Would you think there is a kernel mod to fix this? I wonder if when I installed the new kernel, it unloaded the mods being used?
Would you think there is a kernel mod to fix this? I wonder if when I installed the new kernel, it unloaded the mods being used?
This is one of those occasions whereby uploading your computer info to https://linux-hardware.org/ would probably be a big help, since it would tell you where the incompatibilities were with all your hardware and it will offer fixes where available.
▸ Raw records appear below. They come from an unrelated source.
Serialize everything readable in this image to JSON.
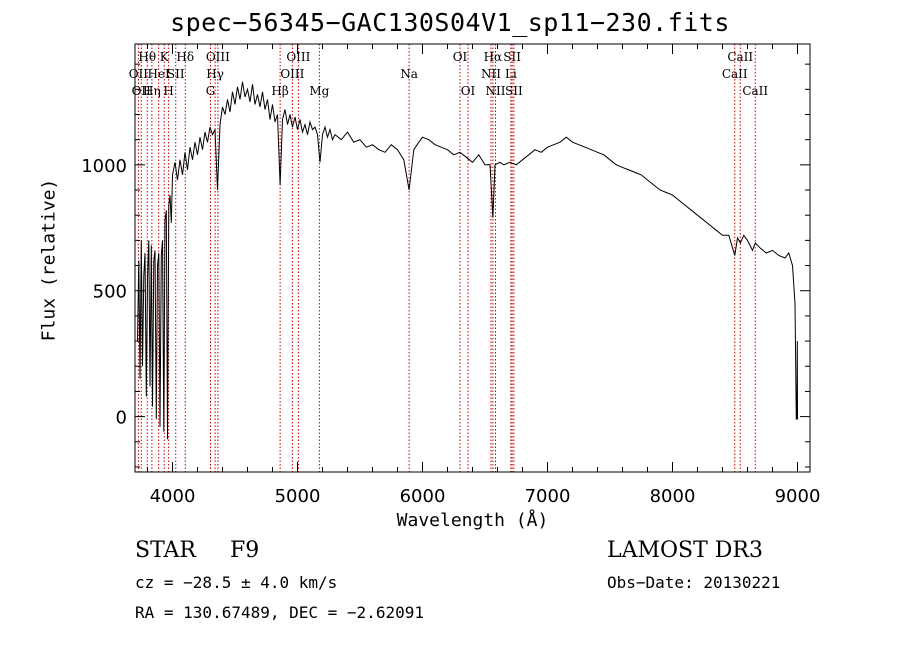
{
  "chart_data": {
    "type": "line",
    "title": "spec−56345−GAC130S04V1_sp11−230.fits",
    "xlabel": "Wavelength (Å)",
    "ylabel": "Flux (relative)",
    "xlim": [
      3700,
      9100
    ],
    "ylim": [
      -220,
      1480
    ],
    "xticks": [
      {
        "value": 4000,
        "label": "4000"
      },
      {
        "value": 5000,
        "label": "5000"
      },
      {
        "value": 6000,
        "label": "6000"
      },
      {
        "value": 7000,
        "label": "7000"
      },
      {
        "value": 8000,
        "label": "8000"
      },
      {
        "value": 9000,
        "label": "9000"
      }
    ],
    "yticks": [
      {
        "value": 0,
        "label": "0"
      },
      {
        "value": 500,
        "label": "500"
      },
      {
        "value": 1000,
        "label": "1000"
      }
    ],
    "grid": false,
    "series": [
      {
        "name": "flux",
        "color": "#000000",
        "x": [
          3720,
          3730,
          3740,
          3750,
          3760,
          3770,
          3780,
          3790,
          3800,
          3810,
          3820,
          3830,
          3840,
          3850,
          3860,
          3870,
          3880,
          3890,
          3900,
          3910,
          3920,
          3930,
          3940,
          3950,
          3960,
          3970,
          3980,
          3990,
          4000,
          4020,
          4040,
          4060,
          4080,
          4100,
          4120,
          4140,
          4160,
          4180,
          4200,
          4220,
          4240,
          4260,
          4280,
          4300,
          4320,
          4340,
          4360,
          4380,
          4400,
          4420,
          4440,
          4460,
          4480,
          4500,
          4520,
          4540,
          4560,
          4580,
          4600,
          4620,
          4640,
          4660,
          4680,
          4700,
          4720,
          4740,
          4760,
          4780,
          4800,
          4820,
          4840,
          4861,
          4880,
          4900,
          4920,
          4940,
          4960,
          4980,
          5000,
          5020,
          5040,
          5060,
          5080,
          5100,
          5120,
          5140,
          5160,
          5180,
          5200,
          5220,
          5240,
          5260,
          5280,
          5300,
          5350,
          5400,
          5450,
          5500,
          5550,
          5600,
          5650,
          5700,
          5750,
          5800,
          5850,
          5893,
          5930,
          5970,
          6000,
          6050,
          6100,
          6150,
          6200,
          6250,
          6300,
          6350,
          6400,
          6450,
          6500,
          6540,
          6563,
          6580,
          6620,
          6650,
          6700,
          6750,
          6800,
          6850,
          6900,
          6950,
          7000,
          7050,
          7100,
          7150,
          7200,
          7250,
          7300,
          7350,
          7400,
          7450,
          7500,
          7550,
          7600,
          7650,
          7700,
          7750,
          7800,
          7850,
          7900,
          7950,
          8000,
          8050,
          8100,
          8150,
          8200,
          8250,
          8300,
          8350,
          8400,
          8450,
          8498,
          8520,
          8542,
          8570,
          8600,
          8640,
          8662,
          8700,
          8750,
          8800,
          8850,
          8900,
          8930,
          8960,
          8980,
          8990,
          8995,
          8998,
          9000
        ],
        "y": [
          300,
          620,
          150,
          700,
          200,
          560,
          650,
          80,
          550,
          700,
          120,
          680,
          40,
          620,
          660,
          -10,
          600,
          650,
          -40,
          640,
          700,
          -60,
          780,
          820,
          -90,
          840,
          880,
          770,
          960,
          1010,
          940,
          1020,
          960,
          1050,
          980,
          1070,
          1020,
          1090,
          1040,
          1110,
          1060,
          1130,
          1090,
          1150,
          1120,
          1140,
          900,
          1160,
          1230,
          1200,
          1260,
          1210,
          1290,
          1240,
          1310,
          1260,
          1330,
          1270,
          1300,
          1250,
          1320,
          1240,
          1280,
          1230,
          1290,
          1220,
          1260,
          1180,
          1240,
          1170,
          1200,
          920,
          1180,
          1220,
          1160,
          1200,
          1150,
          1190,
          1140,
          1180,
          1130,
          1160,
          1120,
          1170,
          1140,
          1150,
          1120,
          1010,
          1120,
          1150,
          1110,
          1140,
          1100,
          1120,
          1100,
          1130,
          1090,
          1100,
          1070,
          1080,
          1060,
          1050,
          1080,
          1060,
          1020,
          900,
          1060,
          1090,
          1110,
          1100,
          1080,
          1070,
          1060,
          1040,
          1050,
          1030,
          1010,
          1040,
          1000,
          1000,
          790,
          1000,
          1010,
          1000,
          1010,
          1000,
          1020,
          1040,
          1060,
          1050,
          1070,
          1080,
          1090,
          1110,
          1090,
          1080,
          1070,
          1060,
          1050,
          1040,
          1020,
          1000,
          990,
          980,
          970,
          960,
          940,
          920,
          900,
          890,
          880,
          860,
          840,
          820,
          800,
          780,
          760,
          740,
          720,
          720,
          640,
          710,
          690,
          720,
          700,
          660,
          690,
          670,
          650,
          660,
          640,
          630,
          650,
          600,
          450,
          -10,
          -10,
          300,
          -10
        ]
      }
    ],
    "line_markers": [
      {
        "wavelength": 3727,
        "label": "OII",
        "row": 2
      },
      {
        "wavelength": 3750,
        "label": "OII",
        "row": 3
      },
      {
        "wavelength": 3798,
        "label": "Hθ",
        "row": 1
      },
      {
        "wavelength": 3835,
        "label": "Hη",
        "row": 3
      },
      {
        "wavelength": 3889,
        "label": "HeI",
        "row": 2
      },
      {
        "wavelength": 3934,
        "label": "K",
        "row": 1
      },
      {
        "wavelength": 3969,
        "label": "H",
        "row": 3
      },
      {
        "wavelength": 4026,
        "label": "SII",
        "row": 2
      },
      {
        "wavelength": 4102,
        "label": "Hδ",
        "row": 1
      },
      {
        "wavelength": 4304,
        "label": "G",
        "row": 3
      },
      {
        "wavelength": 4341,
        "label": "Hγ",
        "row": 2
      },
      {
        "wavelength": 4363,
        "label": "OIII",
        "row": 1
      },
      {
        "wavelength": 4861,
        "label": "Hβ",
        "row": 3
      },
      {
        "wavelength": 4959,
        "label": "OIII",
        "row": 2
      },
      {
        "wavelength": 5007,
        "label": "OIII",
        "row": 1
      },
      {
        "wavelength": 5175,
        "label": "Mg",
        "row": 3
      },
      {
        "wavelength": 5893,
        "label": "Na",
        "row": 2
      },
      {
        "wavelength": 6300,
        "label": "OI",
        "row": 1
      },
      {
        "wavelength": 6364,
        "label": "OI",
        "row": 3
      },
      {
        "wavelength": 6548,
        "label": "NII",
        "row": 2
      },
      {
        "wavelength": 6563,
        "label": "Hα",
        "row": 1
      },
      {
        "wavelength": 6584,
        "label": "NII",
        "row": 3
      },
      {
        "wavelength": 6707,
        "label": "Li",
        "row": 2
      },
      {
        "wavelength": 6717,
        "label": "SII",
        "row": 1
      },
      {
        "wavelength": 6731,
        "label": "SII",
        "row": 3
      },
      {
        "wavelength": 8498,
        "label": "CaII",
        "row": 2
      },
      {
        "wavelength": 8542,
        "label": "CaII",
        "row": 1
      },
      {
        "wavelength": 8662,
        "label": "CaII",
        "row": 3
      }
    ],
    "marker_color": "#cc0000"
  },
  "info": {
    "object_type": "STAR",
    "subclass": "F9",
    "survey": "LAMOST DR3",
    "redshift": "cz = −28.5 ± 4.0 km/s",
    "obs_date": "Obs−Date: 20130221",
    "coordinates": "RA = 130.67489, DEC =  −2.62091"
  }
}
You could do all this at the command line [i.e. downloading hw-probe and its depends, making the package, installing it and uploading your info], as long as you are able to get to work in the command line once your computer has booted and you can connect to your network.
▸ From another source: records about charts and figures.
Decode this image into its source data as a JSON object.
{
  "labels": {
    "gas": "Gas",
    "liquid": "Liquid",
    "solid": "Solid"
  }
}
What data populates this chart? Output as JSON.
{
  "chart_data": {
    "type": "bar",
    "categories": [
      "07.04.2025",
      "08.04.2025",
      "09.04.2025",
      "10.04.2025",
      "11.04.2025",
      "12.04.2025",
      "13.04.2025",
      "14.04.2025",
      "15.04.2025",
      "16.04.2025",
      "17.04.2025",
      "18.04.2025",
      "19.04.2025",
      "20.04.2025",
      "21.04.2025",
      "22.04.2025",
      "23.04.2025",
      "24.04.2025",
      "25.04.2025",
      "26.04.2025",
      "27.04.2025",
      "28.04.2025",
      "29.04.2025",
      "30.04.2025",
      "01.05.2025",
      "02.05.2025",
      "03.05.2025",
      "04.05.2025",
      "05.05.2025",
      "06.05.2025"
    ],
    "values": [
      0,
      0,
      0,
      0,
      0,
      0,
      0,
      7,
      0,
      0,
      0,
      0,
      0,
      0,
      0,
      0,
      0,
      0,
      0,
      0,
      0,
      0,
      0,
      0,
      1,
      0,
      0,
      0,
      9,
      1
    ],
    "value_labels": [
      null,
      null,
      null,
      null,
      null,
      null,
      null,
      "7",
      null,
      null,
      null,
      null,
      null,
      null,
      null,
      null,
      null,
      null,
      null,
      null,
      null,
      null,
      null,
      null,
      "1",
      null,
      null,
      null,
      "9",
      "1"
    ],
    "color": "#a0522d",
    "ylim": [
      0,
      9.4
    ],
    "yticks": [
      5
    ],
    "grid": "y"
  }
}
To make it easier, I've uploaded my own Slackware-compatible binary, so all you would have to do would be
I do not think it is a kernel issue.
I looked up "[drm] GMBUS [i915 gmbus dpd] timed out, falling back to bit banging" and found this.
Quote:
[ 29.862689] NET: Registered protocol family 10
[ 36.586965] wlan0: authenticate with 60:38:e0:db:ad:7a
[ 36.623144] wlan0: send auth to 60:38:e0:db:ad:7a (try 1/3)
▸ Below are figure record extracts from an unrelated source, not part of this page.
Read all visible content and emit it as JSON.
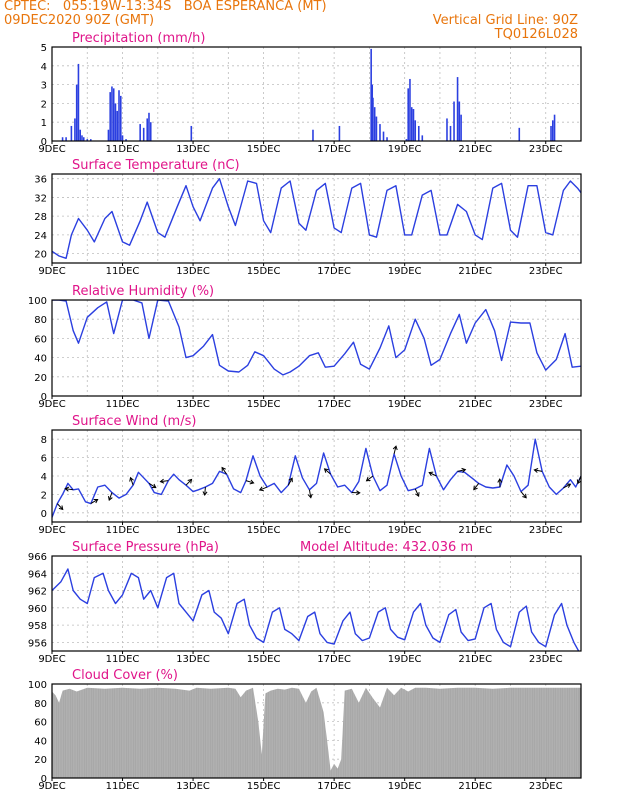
{
  "header": {
    "line1": "CPTEC:   055:19W-13:34S   BOA ESPERANCA (MT)",
    "line2": "09DEC2020 90Z (GMT)",
    "right1": "Vertical Grid Line: 90Z",
    "right2": "TQ0126L028"
  },
  "colors": {
    "header": "#e8750c",
    "title": "#e0158a",
    "line": "#2b3fe0",
    "cloud": "#a8a8a8",
    "grid": "#bdbdbd"
  },
  "x_axis": {
    "labels": [
      "9DEC",
      "11DEC",
      "13DEC",
      "15DEC",
      "17DEC",
      "19DEC",
      "21DEC",
      "23DEC"
    ],
    "label_days": [
      0,
      2,
      4,
      6,
      8,
      10,
      12,
      14
    ],
    "range_days": [
      0,
      15
    ]
  },
  "chart_data": [
    {
      "type": "bar",
      "title": "Precipitation (mm/h)",
      "ylim": [
        0,
        5
      ],
      "yticks": [
        0,
        1,
        2,
        3,
        4,
        5
      ],
      "x": [
        0.3,
        0.4,
        0.55,
        0.65,
        0.7,
        0.75,
        0.8,
        0.85,
        0.9,
        1.0,
        1.1,
        1.6,
        1.65,
        1.7,
        1.75,
        1.8,
        1.85,
        1.9,
        1.95,
        2.0,
        2.1,
        2.5,
        2.6,
        2.7,
        2.75,
        2.8,
        3.95,
        7.4,
        8.15,
        9.05,
        9.08,
        9.1,
        9.15,
        9.2,
        9.3,
        9.4,
        9.5,
        10.05,
        10.1,
        10.15,
        10.2,
        10.25,
        10.3,
        10.4,
        10.5,
        11.2,
        11.3,
        11.4,
        11.5,
        11.55,
        11.6,
        13.25,
        14.15,
        14.2,
        14.25
      ],
      "values": [
        0.2,
        0.2,
        0.8,
        1.2,
        3.0,
        4.1,
        0.6,
        0.3,
        0.2,
        0.1,
        0.1,
        0.6,
        2.6,
        2.9,
        2.8,
        2.0,
        1.6,
        2.7,
        2.4,
        0.3,
        0.1,
        0.9,
        0.7,
        1.2,
        1.5,
        1.0,
        0.8,
        0.6,
        0.8,
        4.9,
        3.0,
        2.3,
        1.8,
        1.3,
        0.9,
        0.5,
        0.2,
        0.1,
        2.8,
        3.3,
        1.8,
        1.7,
        1.1,
        0.8,
        0.3,
        1.2,
        0.8,
        2.1,
        3.4,
        2.1,
        1.4,
        0.7,
        0.8,
        1.1,
        1.4
      ]
    },
    {
      "type": "line",
      "title": "Surface Temperature (nC)",
      "ylim": [
        18,
        37
      ],
      "yticks": [
        20,
        24,
        28,
        32,
        36
      ],
      "x": [
        0,
        0.2,
        0.4,
        0.55,
        0.75,
        1.0,
        1.2,
        1.5,
        1.7,
        2.0,
        2.2,
        2.5,
        2.7,
        3.0,
        3.2,
        3.55,
        3.8,
        4.0,
        4.2,
        4.55,
        4.75,
        5.0,
        5.2,
        5.55,
        5.8,
        6.0,
        6.2,
        6.5,
        6.75,
        7.0,
        7.2,
        7.5,
        7.75,
        8.0,
        8.2,
        8.5,
        8.75,
        9.0,
        9.2,
        9.5,
        9.75,
        10.0,
        10.2,
        10.5,
        10.75,
        11.0,
        11.2,
        11.5,
        11.75,
        12.0,
        12.2,
        12.5,
        12.75,
        13.0,
        13.2,
        13.5,
        13.75,
        14.0,
        14.2,
        14.5,
        14.7,
        14.9,
        15.0
      ],
      "values": [
        20.5,
        19.5,
        19.0,
        24.0,
        27.5,
        25.0,
        22.5,
        27.5,
        29.0,
        22.5,
        21.8,
        27.0,
        31.0,
        24.5,
        23.5,
        30.0,
        34.5,
        30.0,
        27.0,
        34.0,
        36.0,
        30.0,
        26.0,
        35.5,
        35.0,
        27.0,
        24.5,
        34.0,
        35.5,
        26.5,
        25.0,
        33.5,
        35.0,
        25.5,
        24.5,
        34.0,
        35.0,
        24.0,
        23.5,
        33.5,
        34.5,
        24.0,
        24.0,
        32.5,
        33.5,
        24.0,
        24.0,
        30.5,
        29.0,
        24.0,
        23.0,
        34.0,
        35.0,
        25.0,
        23.5,
        34.5,
        34.5,
        24.5,
        24.0,
        33.5,
        35.5,
        34.0,
        33.0
      ]
    },
    {
      "type": "line",
      "title": "Relative Humidity (%)",
      "ylim": [
        0,
        100
      ],
      "yticks": [
        0,
        20,
        40,
        60,
        80,
        100
      ],
      "x": [
        0,
        0.2,
        0.4,
        0.6,
        0.75,
        1.0,
        1.3,
        1.55,
        1.75,
        2.0,
        2.3,
        2.55,
        2.75,
        3.0,
        3.3,
        3.6,
        3.8,
        4.0,
        4.3,
        4.55,
        4.75,
        5.0,
        5.3,
        5.55,
        5.75,
        6.0,
        6.3,
        6.55,
        6.75,
        7.0,
        7.3,
        7.55,
        7.75,
        8.0,
        8.3,
        8.55,
        8.75,
        9.0,
        9.3,
        9.55,
        9.75,
        10.0,
        10.3,
        10.55,
        10.75,
        11.0,
        11.3,
        11.55,
        11.75,
        12.0,
        12.3,
        12.55,
        12.75,
        13.0,
        13.3,
        13.55,
        13.75,
        14.0,
        14.3,
        14.55,
        14.75,
        15.0
      ],
      "values": [
        100,
        100,
        99,
        68,
        55,
        82,
        92,
        98,
        65,
        100,
        100,
        97,
        60,
        100,
        99,
        72,
        40,
        42,
        52,
        64,
        32,
        26,
        25,
        32,
        46,
        42,
        28,
        22,
        25,
        31,
        42,
        45,
        30,
        31,
        44,
        56,
        33,
        28,
        50,
        73,
        40,
        48,
        80,
        60,
        32,
        38,
        65,
        85,
        55,
        76,
        90,
        68,
        37,
        77,
        76,
        76,
        45,
        27,
        38,
        65,
        30,
        31
      ]
    },
    {
      "type": "line",
      "title": "Surface Wind (m/s)",
      "ylim": [
        -1,
        9
      ],
      "yticks": [
        0,
        2,
        4,
        6,
        8
      ],
      "x": [
        0,
        0.15,
        0.3,
        0.45,
        0.6,
        0.75,
        0.95,
        1.1,
        1.3,
        1.5,
        1.7,
        1.9,
        2.1,
        2.3,
        2.45,
        2.6,
        2.75,
        2.9,
        3.1,
        3.3,
        3.45,
        3.6,
        3.8,
        4.0,
        4.15,
        4.35,
        4.55,
        4.75,
        4.95,
        5.15,
        5.35,
        5.5,
        5.7,
        5.9,
        6.1,
        6.3,
        6.5,
        6.7,
        6.9,
        7.1,
        7.3,
        7.5,
        7.7,
        7.9,
        8.1,
        8.3,
        8.5,
        8.7,
        8.9,
        9.1,
        9.3,
        9.5,
        9.7,
        9.9,
        10.1,
        10.3,
        10.5,
        10.7,
        10.9,
        11.1,
        11.3,
        11.5,
        11.7,
        11.9,
        12.1,
        12.3,
        12.5,
        12.7,
        12.9,
        13.1,
        13.3,
        13.5,
        13.7,
        13.9,
        14.1,
        14.3,
        14.5,
        14.7,
        14.85,
        15.0
      ],
      "values": [
        -0.5,
        1.0,
        2.0,
        3.2,
        2.5,
        2.6,
        1.2,
        1.0,
        2.8,
        3.0,
        2.2,
        1.6,
        2.0,
        3.0,
        4.4,
        3.8,
        3.2,
        2.2,
        2.0,
        3.5,
        4.2,
        3.6,
        3.0,
        2.3,
        2.5,
        2.8,
        3.2,
        4.5,
        4.2,
        2.6,
        2.2,
        3.5,
        6.2,
        4.0,
        2.8,
        3.2,
        2.2,
        3.0,
        6.2,
        3.8,
        2.5,
        3.2,
        6.5,
        4.2,
        2.8,
        3.0,
        2.2,
        3.4,
        7.0,
        4.0,
        2.4,
        3.0,
        6.4,
        4.0,
        2.4,
        2.6,
        3.0,
        7.0,
        4.0,
        2.5,
        3.6,
        4.5,
        4.4,
        3.8,
        3.2,
        2.8,
        2.7,
        2.8,
        5.2,
        4.0,
        2.3,
        3.0,
        8.0,
        4.5,
        2.8,
        2.0,
        2.7,
        3.6,
        2.8,
        4.0
      ]
    },
    {
      "type": "line",
      "title": "Surface Pressure (hPa)",
      "annotation": "Model Altitude: 432.036 m",
      "ylim": [
        955,
        966
      ],
      "yticks": [
        956,
        958,
        960,
        962,
        964,
        966
      ],
      "x": [
        0,
        0.25,
        0.45,
        0.6,
        0.8,
        1.0,
        1.2,
        1.45,
        1.6,
        1.8,
        2.0,
        2.25,
        2.45,
        2.6,
        2.8,
        3.0,
        3.25,
        3.45,
        3.6,
        3.8,
        4.0,
        4.25,
        4.45,
        4.6,
        4.8,
        5.0,
        5.25,
        5.45,
        5.6,
        5.8,
        6.0,
        6.25,
        6.45,
        6.6,
        6.8,
        7.0,
        7.25,
        7.45,
        7.6,
        7.8,
        8.0,
        8.25,
        8.45,
        8.6,
        8.8,
        9.0,
        9.25,
        9.45,
        9.6,
        9.8,
        10.0,
        10.25,
        10.45,
        10.6,
        10.8,
        11.0,
        11.25,
        11.45,
        11.6,
        11.8,
        12.0,
        12.25,
        12.45,
        12.6,
        12.8,
        13.0,
        13.25,
        13.45,
        13.6,
        13.8,
        14.0,
        14.25,
        14.45,
        14.6,
        14.8,
        15.0
      ],
      "values": [
        962.0,
        963.0,
        964.5,
        962.0,
        961.0,
        960.5,
        963.5,
        964.0,
        962.0,
        960.5,
        961.5,
        964.0,
        963.5,
        961.0,
        962.0,
        960.0,
        963.5,
        964.0,
        960.5,
        959.5,
        958.5,
        961.5,
        962.0,
        959.5,
        958.8,
        957.0,
        960.5,
        961.0,
        958.0,
        956.5,
        956.0,
        959.5,
        960.0,
        957.5,
        957.0,
        956.2,
        959.0,
        959.5,
        957.0,
        956.0,
        955.8,
        958.5,
        959.5,
        957.0,
        956.2,
        956.5,
        959.5,
        960.0,
        957.5,
        956.6,
        956.3,
        959.5,
        960.5,
        958.0,
        956.5,
        956.0,
        959.2,
        959.8,
        957.2,
        956.2,
        956.4,
        960.0,
        960.5,
        957.5,
        956.0,
        955.5,
        959.5,
        960.2,
        957.2,
        956.0,
        955.5,
        959.2,
        960.5,
        958.0,
        956.0,
        954.5
      ]
    },
    {
      "type": "area",
      "title": "Cloud Cover (%)",
      "ylim": [
        0,
        100
      ],
      "yticks": [
        0,
        20,
        40,
        60,
        80,
        100
      ],
      "x": [
        0,
        0.1,
        0.2,
        0.3,
        0.5,
        0.7,
        1.0,
        1.5,
        2.0,
        2.5,
        3.0,
        3.5,
        3.9,
        4.1,
        4.5,
        5.0,
        5.2,
        5.35,
        5.5,
        5.7,
        5.85,
        5.95,
        6.05,
        6.2,
        6.4,
        6.6,
        6.8,
        7.0,
        7.2,
        7.35,
        7.5,
        7.7,
        7.8,
        7.9,
        8.0,
        8.1,
        8.2,
        8.3,
        8.5,
        8.7,
        8.9,
        9.1,
        9.3,
        9.5,
        9.7,
        9.9,
        10.1,
        10.3,
        10.6,
        11.0,
        11.5,
        12.0,
        12.5,
        13.0,
        13.5,
        14.0,
        14.5,
        15.0
      ],
      "values": [
        92,
        88,
        80,
        93,
        95,
        92,
        96,
        95,
        96,
        95,
        96,
        95,
        93,
        96,
        95,
        96,
        95,
        86,
        93,
        96,
        60,
        25,
        90,
        93,
        95,
        94,
        96,
        95,
        80,
        92,
        96,
        70,
        40,
        8,
        15,
        10,
        20,
        93,
        95,
        80,
        96,
        85,
        75,
        96,
        88,
        96,
        92,
        96,
        96,
        95,
        96,
        96,
        95,
        96,
        96,
        96,
        96,
        96
      ]
    }
  ]
}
[ 36.646214] wlan0: authenticated
[ 36.647322] wlan0: associate with 60:38:e0:db:ad:7a (try 1/3)
[ 36.676289] wlan0: RX AssocResp from 60:38:e0:db:ad:7a (capab=0x411 status=0 aid=7)
[ 36.676460] wlan0: associated`
This shows that your wireless device has been connected. This suggests that /etc/rc.d/rc.M is running. After networking is started, /etc/rc.d/rc.inet2 is run, which tries to start NFS. The OP mentions a main machine. Perhaps there is an issue with NFS. If you can SSH in, and /etc/rc.nfsd and /etc/rc.d/rc.rpc are executable, then I suggest chmod -x both those files and rebooting.
I do not think it is a kernel issue.
I looked up "[drm] GMBUS [i915 gmbus dpd] timed out, falling back to bit banging" and found this.
This shows that your wireless device has been connected. This suggests that /etc/rc.d/rc.M is running. After networking is started, /etc/rc.d/rc.inet2 is run, which tries to start NFS. The OP mentions a main machine. Perhaps there is an issue with NFS. If you can SSH in, and /etc/rc.nfsd and /etc/rc.d/rc.rpc are executable, then I suggest chmod -x both those files and rebooting.
Okay, so would it be bad if there is no `/etc/rc.nfsd` file?
If you can SSH in, then the sshd daemon has been started. The nfsd daemon is started after that. If you have been using NFS with NFS mounts specified in /etc/fstab, but there is no /etc/rc.nfsd script, then yes, bad.
Is there any chance your machine is booting into runlevel 4 and X is hanging there with a black screen? Maybe do a quick check of /etc/inittab for the line:
Code:
# Default runlevel. (Do not set to 0 or 6)
id:3:initdefault:
If its set to 4, you could change it back to 3 and try a reboot. Not sure if this was suggested yet.
This is one of those occasions whereby uploading your computer info to https://linux-hardware.org/ would probably be a big help, since it would tell you where the incompatibilities were with all your hardware and it will offer fixes where available.
You could do all this at the command line [i.e. downloading hw-probe and its depends, making the package, installing it and uploading your info], as long as you are able to get to work in the command line once your computer has booted and you can connect to your network.
To make it easier, I've uploaded my own Slackware-compatible binary, so all you would have to do would be
to get it, and then just install it and run the commands as given on the website.
EDIT: You may need hwinfo/libx86emu from SBo too.
I get "File format not recognized" and "corrupt archive" errors from that file you linked. I just got it from the github source instead and can confirm you need the hwinfo/libx86emu deps to make it work.
Nothing extraordinary in your kernel log and I believe it's worth trying to disable the framebuffer console.
Either try what enorbet suggested in #7:
- in /etc/lilo.conf modify the append line and add nomodeset:
Code:
append="vt.default_utf8=0 nomodeset"
- then, as root, run /sbin/lilo to update the bootloader
- & restart the system
Or, provide the i915 driver the modeset=0 parameter:
- create /etc/modprobe.d/i915.conf with the following content:
Code:
options i915 modeset=0
- & restart the system
So I tried both options here and it didn't change anything. I really want to fix this before I decide to just reinstall from the USB drive I have. I'm installing hw-probe and all that, just in case.
One thing though... when I run /sbin/lilo it returns saying there was one warning. Do you know where those warnings are stored? Maybe that is a clue?
Sorry to hear that the nomodeset workaround didn't work.
AFAIK, lilo warnings are only displayed and not stored, you should pay attention to them. You can reissue /sbin/lilo any times you like and focus on the warning.
If you want the older Slackware 14.2 kernel, the one you said it worked before, you don't need to reinstall the whole system. Just grab the kernel and the kernel modules from here (get the kernel-huge-smp-* and kernel-modules-smp-*): https://mirror.de.leaseweb.net/slack...2/slackware/a/
(or any other mirror you prefer)
Install them and modify your lilo.conf to point to the old kernel.
FWIW Lilo is pretty picky. It will generally fail even on fairly non serious errors. Warnings like "LBA32 is assumed" are generally inconsequential but easily solved. AFAIK they are not stored so just run /sbin/lilo again if you miss any for any reason.